Time Warner Wants You To Pay For Your Web Usage

My first reaction to this story is that if anything could kill off interactive marketing, it’d be this:

Some customers of Time Warner Cable in Beaumont, Texas, may soon end up paying more for their Internet access than other customers.

In a test of metered Internet access that’s set to begin Thursday, subscribers who go over their limit for uploading and downloading material will be charged $1 per gigabyte, according to an Associated Press story, citing a Time Warner Cable executive.
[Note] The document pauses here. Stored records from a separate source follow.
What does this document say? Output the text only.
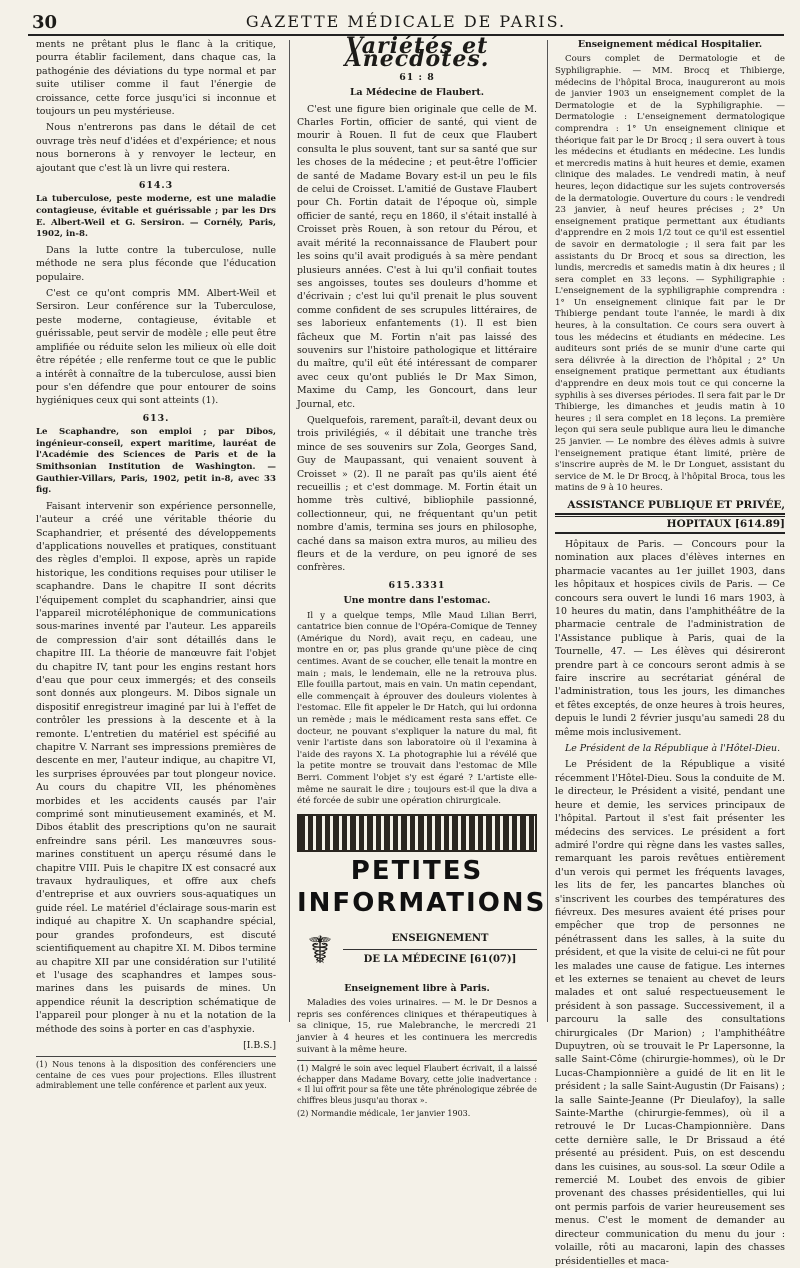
30	GAZETTE MÉDICALE DE PARIS.

ments ne prêtant plus le flanc à la critique, pourra établir facilement, dans chaque cas, la pathogénie des déviations du type normal et par suite utiliser comme il faut l'énergie de croissance, cette force jusqu'ici si inconnue et toujours un peu mystérieuse.

Nous n'entrerons pas dans le détail de cet ouvrage très neuf d'idées et d'expérience; et nous nous bornerons à y renvoyer le lecteur, en ajoutant que c'est là un livre qui restera.

614.3

La tuberculose, peste moderne, est une maladie contagieuse, évitable et guérissable ; par les Drs E. Albert-Weil et G. Sersiron. — Cornély, Paris, 1902, in-8.

Dans la lutte contre la tuberculose, nulle méthode ne sera plus féconde que l'éducation populaire.

C'est ce qu'ont compris MM. Albert-Weil et Sersiron. Leur conférence sur la Tuberculose, peste moderne, contagieuse, évitable et guérissable, peut servir de modèle ; elle peut être amplifiée ou réduite selon les milieux où elle doit être répétée ; elle renferme tout ce que le public a intérêt à connaître de la tuberculose, aussi bien pour s'en défendre que pour entourer de soins hygiéniques ceux qui sont atteints (1).

613.

Le Scaphandre, son emploi ; par Dibos, ingénieur-conseil, expert maritime, lauréat de l'Académie des Sciences de Paris et de la Smithsonian Institution de Washington. — Gauthier-Villars, Paris, 1902, petit in-8, avec 33 fig.

Faisant intervenir son expérience personnelle, l'auteur a créé une véritable théorie du Scaphandrier, et présenté des développements d'applications nouvelles et pratiques, constituant des règles d'emploi. Il expose, après un rapide historique, les conditions requises pour utiliser le scaphandre. Dans le chapitre II sont décrits l'équipement complet du scaphandrier, ainsi que l'appareil microtéléphonique de communications sous-marines inventé par l'auteur. Les appareils de compression d'air sont détaillés dans le chapitre III. La théorie de manœuvre fait l'objet du chapitre IV, tant pour les engins restant hors d'eau que pour ceux immergés; et des conseils sont donnés aux plongeurs. M. Dibos signale un dispositif enregistreur imaginé par lui à l'effet de contrôler les pressions à la descente et à la remonte. L'entretien du matériel est spécifié au chapitre V. Narrant ses impressions premières de descente en mer, l'auteur indique, au chapitre VI, les surprises éprouvées par tout plongeur novice. Au cours du chapitre VII, les phénomènes morbides et les accidents causés par l'air comprimé sont minutieusement examinés, et M. Dibos établit des prescriptions qu'on ne saurait enfreindre sans péril. Les manœuvres sous-marines constituent un aperçu résumé dans le chapitre VIII. Puis le chapitre IX est consacré aux travaux hydrauliques, et offre aux chefs d'entreprise et aux ouvriers sous-aquatiques un guide réel. Le matériel d'éclairage sous-marin est indiqué au chapitre X. Un scaphandre spécial, pour grandes profondeurs, est discuté scientifiquement au chapitre XI. M. Dibos termine au chapitre XII par une considération sur l'utilité et l'usage des scaphandres et lampes sous-marines dans les puisards de mines. Un appendice réunit la description schématique de l'appareil pour plonger à nu et la notation de la méthode des soins à porter en cas d'asphyxie.

[I.B.S.]

(1) Nous tenons à la disposition des conférenciers une centaine de ces vues pour projections. Elles illustrent admirablement une telle conférence et parlent aux yeux.
Variétés et Anecdotes.
61 : 8

La Médecine de Flaubert.

C'est une figure bien originale que celle de M. Charles Fortin, officier de santé, qui vient de mourir à Rouen. Il fut de ceux que Flaubert consulta le plus souvent, tant sur sa santé que sur les choses de la médecine ; et peut-être l'officier de santé de Madame Bovary est-il un peu le fils de celui de Croisset. L'amitié de Gustave Flaubert pour Ch. Fortin datait de l'époque où, simple officier de santé, reçu en 1860, il s'était installé à Croisset près Rouen, à son retour du Pérou, et avait mérité la reconnaissance de Flaubert pour les soins qu'il avait prodigués à sa mère pendant plusieurs années. C'est à lui qu'il confiait toutes ses angoisses, toutes ses douleurs d'homme et d'écrivain ; c'est lui qu'il prenait le plus souvent comme confident de ses scrupules littéraires, de ses laborieux enfantements (1). Il est bien fâcheux que M. Fortin n'ait pas laissé des souvenirs sur l'histoire pathologique et littéraire du maître, qu'il eût été intéressant de comparer avec ceux qu'ont publiés le Dr Max Simon, Maxime du Camp, les Goncourt, dans leur Journal, etc.

Quelquefois, rarement, paraît-il, devant deux ou trois privilégiés, « il débitait une tranche très mince de ses souvenirs sur Zola, Georges Sand, Guy de Maupassant, qui venaient souvent à Croisset » (2). Il ne paraît pas qu'ils aient été recueillis ; et c'est dommage. M. Fortin était un homme très cultivé, bibliophile passionné, collectionneur, qui, ne fréquentant qu'un petit nombre d'amis, termina ses jours en philosophe, caché dans sa maison extra muros, au milieu des fleurs et de la verdure, on peu ignoré de ses confrères.

615.3331

Une montre dans l'estomac.

Il y a quelque temps, Mlle Maud Lilian Berri, cantatrice bien connue de l'Opéra-Comique de Tenney (Amérique du Nord), avait reçu, en cadeau, une montre en or, pas plus grande qu'une pièce de cinq centimes. Avant de se coucher, elle tenait la montre en main ; mais, le lendemain, elle ne la retrouva plus. Elle fouilla partout, mais en vain. Un matin cependant, elle commençait à éprouver des douleurs violentes à l'estomac. Elle fit appeler le Dr Hatch, qui lui ordonna un remède ; mais le médicament resta sans effet. Ce docteur, ne pouvant s'expliquer la nature du mal, fit venir l'artiste dans son laboratoire où il l'examina à l'aide des rayons X. La photographie lui a révélé que la petite montre se trouvait dans l'estomac de Mlle Berri. Comment l'objet s'y est égaré ? L'artiste elle-même ne saurait le dire ; toujours est-il que la diva a été forcée de subir une opération chirurgicale.

PETITES
INFORMATIONS
☤	ENSEIGNEMENT
DE LA MÉDECINE [61(07)]

Enseignement libre à Paris.

Maladies des voies urinaires. — M. le Dr Desnos a repris ses conférences cliniques et thérapeutiques à sa clinique, 15, rue Malebranche, le mercredi 21 janvier à 4 heures et les continuera les mercredis suivant à la même heure.

(1) Malgré le soin avec lequel Flaubert écrivait, il a laissé échapper dans Madame Bovary, cette jolie inadvertance : « Il lui offrit pour sa fête une tête phrénologique zébrée de chiffres bleus jusqu'au thorax ».
(2) Normandie médicale, 1er janvier 1903.

Enseignement médical Hospitalier.

Cours complet de Dermatologie et de Syphiligraphie. — MM. Brocq et Thibierge, médecins de l'hôpital Broca, inaugureront au mois de janvier 1903 un enseignement complet de la Dermatologie et de la Syphiligraphie. — Dermatologie : L'enseignement dermatologique comprendra : 1° Un enseignement clinique et théorique fait par le Dr Brocq ; il sera ouvert à tous les médecins et étudiants en médecine. Les lundis et mercredis matins à huit heures et demie, examen clinique des malades. Le vendredi matin, à neuf heures, leçon didactique sur les sujets controversés de la dermatologie. Ouverture du cours : le vendredi 23 janvier, à neuf heures précises ; 2° Un enseignement pratique permettant aux étudiants d'apprendre en 2 mois 1/2 tout ce qu'il est essentiel de savoir en dermatologie ; il sera fait par les assistants du Dr Brocq et sous sa direction, les lundis, mercredis et samedis matin à dix heures ; il sera complet en 33 leçons. — Syphiligraphie : L'enseignement de la syphiligraphie comprendra : 1° Un enseignement clinique fait par le Dr Thibierge pendant toute l'année, le mardi à dix heures, à la consultation. Ce cours sera ouvert à tous les médecins et étudiants en médecine. Les auditeurs sont priés de se munir d'une carte qui sera délivrée à la direction de l'hôpital ; 2° Un enseignement pratique permettant aux étudiants d'apprendre en deux mois tout ce qui concerne la syphilis à ses diverses périodes. Il sera fait par le Dr Thibierge, les dimanches et jeudis matin à 10 heures ; il sera complet en 18 leçons. La première leçon qui sera seule publique aura lieu le dimanche 25 janvier. — Le nombre des élèves admis à suivre l'enseignement pratique étant limité, prière de s'inscrire auprès de M. le Dr Longuet, assistant du service de M. le Dr Brocq, à l'hôpital Broca, tous les matins de 9 à 10 heures.

ASSISTANCE PUBLIQUE ET PRIVÉE,
HOPITAUX [614.89]

Hôpitaux de Paris. — Concours pour la nomination aux places d'élèves internes en pharmacie vacantes au 1er juillet 1903, dans les hôpitaux et hospices civils de Paris. — Ce concours sera ouvert le lundi 16 mars 1903, à 10 heures du matin, dans l'amphithéâtre de la pharmacie centrale de l'administration de l'Assistance publique à Paris, quai de la Tournelle, 47. — Les élèves qui désireront prendre part à ce concours seront admis à se faire inscrire au secrétariat général de l'administration, tous les jours, les dimanches et fêtes exceptés, de onze heures à trois heures, depuis le lundi 2 février jusqu'au samedi 28 du même mois inclusivement.

Le Président de la République à l'Hôtel-Dieu.

Le Président de la République a visité récemment l'Hôtel-Dieu. Sous la conduite de M. le directeur, le Président a visité, pendant une heure et demie, les services principaux de l'hôpital. Partout il s'est fait présenter les médecins des services. Le président a fort admiré l'ordre qui règne dans les vastes salles, remarquant les parois revêtues entièrement d'un verois qui permet les fréquents lavages, les lits de fer, les pancartes blanches où s'inscrivent les courbes des températures des fiévreux. Des mesures avaient été prises pour empêcher que trop de personnes ne pénétrassent dans les salles, à la suite du président, et que la visite de celui-ci ne fût pour les malades une cause de fatigue. Les internes et les externes se tenaient au chevet de leurs malades et ont salué respectueusement le président à son passage. Successivement, il a parcouru la salle des consultations chirurgicales (Dr Marion) ; l'amphithéâtre Dupuytren, où se trouvait le Pr Lapersonne, la salle Saint-Côme (chirurgie-hommes), où le Dr Lucas-Championnière a guidé de lit en lit le président ; la salle Saint-Augustin (Dr Faisans) ; la salle Sainte-Jeanne (Pr Dieulafoy), la salle Sainte-Marthe (chirurgie-femmes), où il a retrouvé le Dr Lucas-Championnière. Dans cette dernière salle, le Dr Brissaud a été présenté au président. Puis, on est descendu dans les cuisines, au sous-sol. La sœur Odile a remercié M. Loubet des envois de gibier provenant des chasses présidentielles, qui lui ont permis parfois de varier heureusement ses menus. C'est le moment de demander au directeur communication du menu du jour : volaille, rôti au macaroni, lapin des chasses présidentielles et maca-
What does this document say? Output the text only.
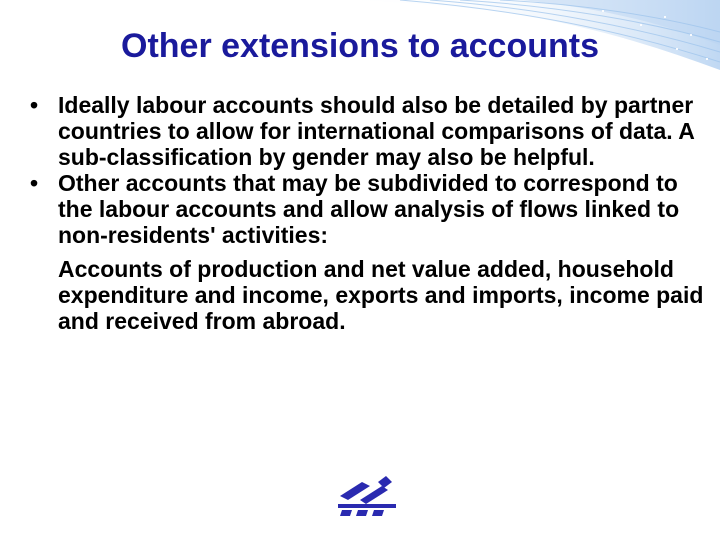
Other extensions to accounts
• Ideally labour accounts should also be detailed by partner countries to allow for international comparisons of data. A sub-classification by gender may also be helpful.
• Other accounts that may be subdivided to correspond to the labour accounts and allow analysis of flows linked to non-residents' activities:
Accounts of production and net value added, household expenditure and income, exports and imports, income paid and received from abroad.
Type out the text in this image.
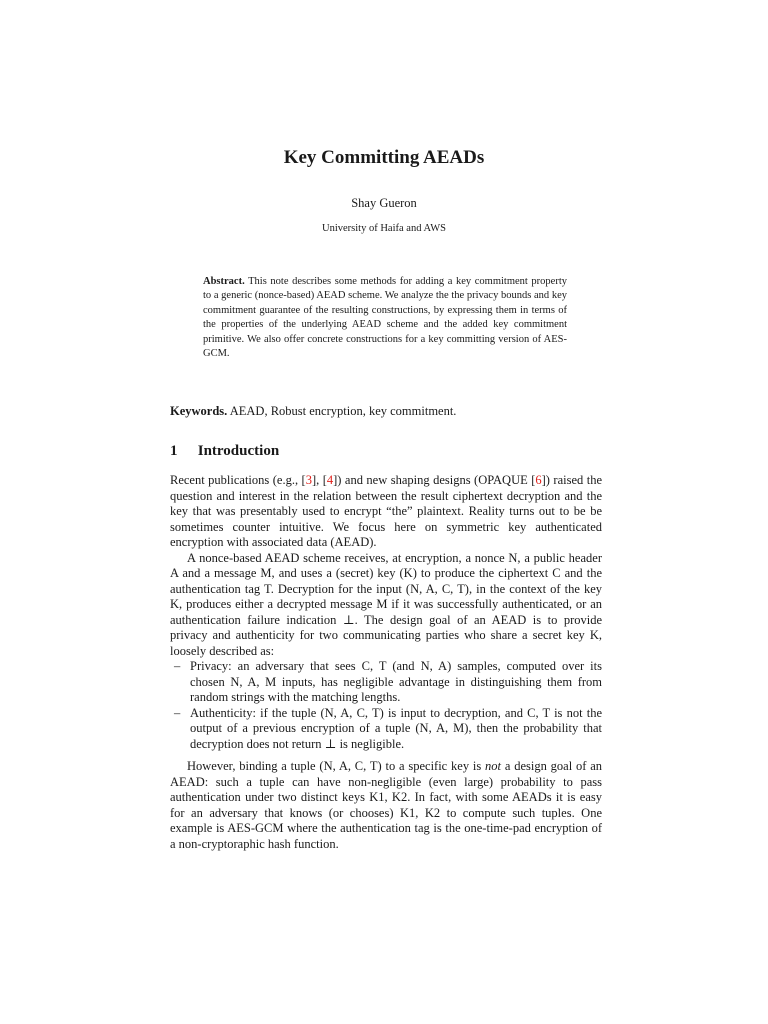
Key Committing AEADs
Shay Gueron
University of Haifa and AWS
Abstract. This note describes some methods for adding a key commitment property to a generic (nonce-based) AEAD scheme. We analyze the the privacy bounds and key commitment guarantee of the resulting constructions, by expressing them in terms of the properties of the underlying AEAD scheme and the added key commitment primitive. We also offer concrete constructions for a key committing version of AES-GCM.
Keywords. AEAD, Robust encryption, key commitment.
1 Introduction

Recent publications (e.g., [3], [4]) and new shaping designs (OPAQUE [6]) raised the question and interest in the relation between the result ciphertext decryption and the key that was presentably used to encrypt “the” plaintext. Reality turns out to be be sometimes counter intuitive. We focus here on symmetric key authenticated encryption with associated data (AEAD).

A nonce-based AEAD scheme receives, at encryption, a nonce N, a public header A and a message M, and uses a (secret) key (K) to produce the ciphertext C and the authentication tag T. Decryption for the input (N, A, C, T), in the context of the key K, produces either a decrypted message M if it was successfully authenticated, or an authentication failure indication ⊥. The design goal of an AEAD is to provide privacy and authenticity for two communicating parties who share a secret key K, loosely described as:

– Privacy: an adversary that sees C, T (and N, A) samples, computed over its chosen N, A, M inputs, has negligible advantage in distinguishing them from random strings with the matching lengths.
– Authenticity: if the tuple (N, A, C, T) is input to decryption, and C, T is not the output of a previous encryption of a tuple (N, A, M), then the probability that decryption does not return ⊥ is negligible.

However, binding a tuple (N, A, C, T) to a specific key is not a design goal of an AEAD: such a tuple can have non-negligible (even large) probability to pass authentication under two distinct keys K1, K2. In fact, with some AEADs it is easy for an adversary that knows (or chooses) K1, K2 to compute such tuples. One example is AES-GCM where the authentication tag is the one-time-pad encryption of a non-cryptoraphic hash function.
The trial run for the metered Web use was expected. The company had said in January that it would test the new pricing model in Beaumont as a way to limit the use of peer-to-peer applications on its network. Cable companies and P2P services have long clashed over bandwidth demands, especially for the transfer of large video files.

The tiered pricing will work this way, for the Internet portion of subscription packages that also include phone or video use: At the low end, users will pay $29.95 per month for service at a speed of 768 kilobits per second, with a 5GB monthly cap. At the high end, users will pay $54.90 per month for service at 15 megabits per second, with a 40GB cap.

Web 2.0 applications and rich media websites are big suckers of space, speed, and downloading time. I get frustrated with any slow-loading site, and if it takes too long or needs to refresh, I’m outta there.

If the big ISPs go to metered or tiered pricing, the ad industry will need to react fast. Who would want to download extraneous marketing stuff if the meter’s running? Is this as big as a potential trouble spot as I think it might be?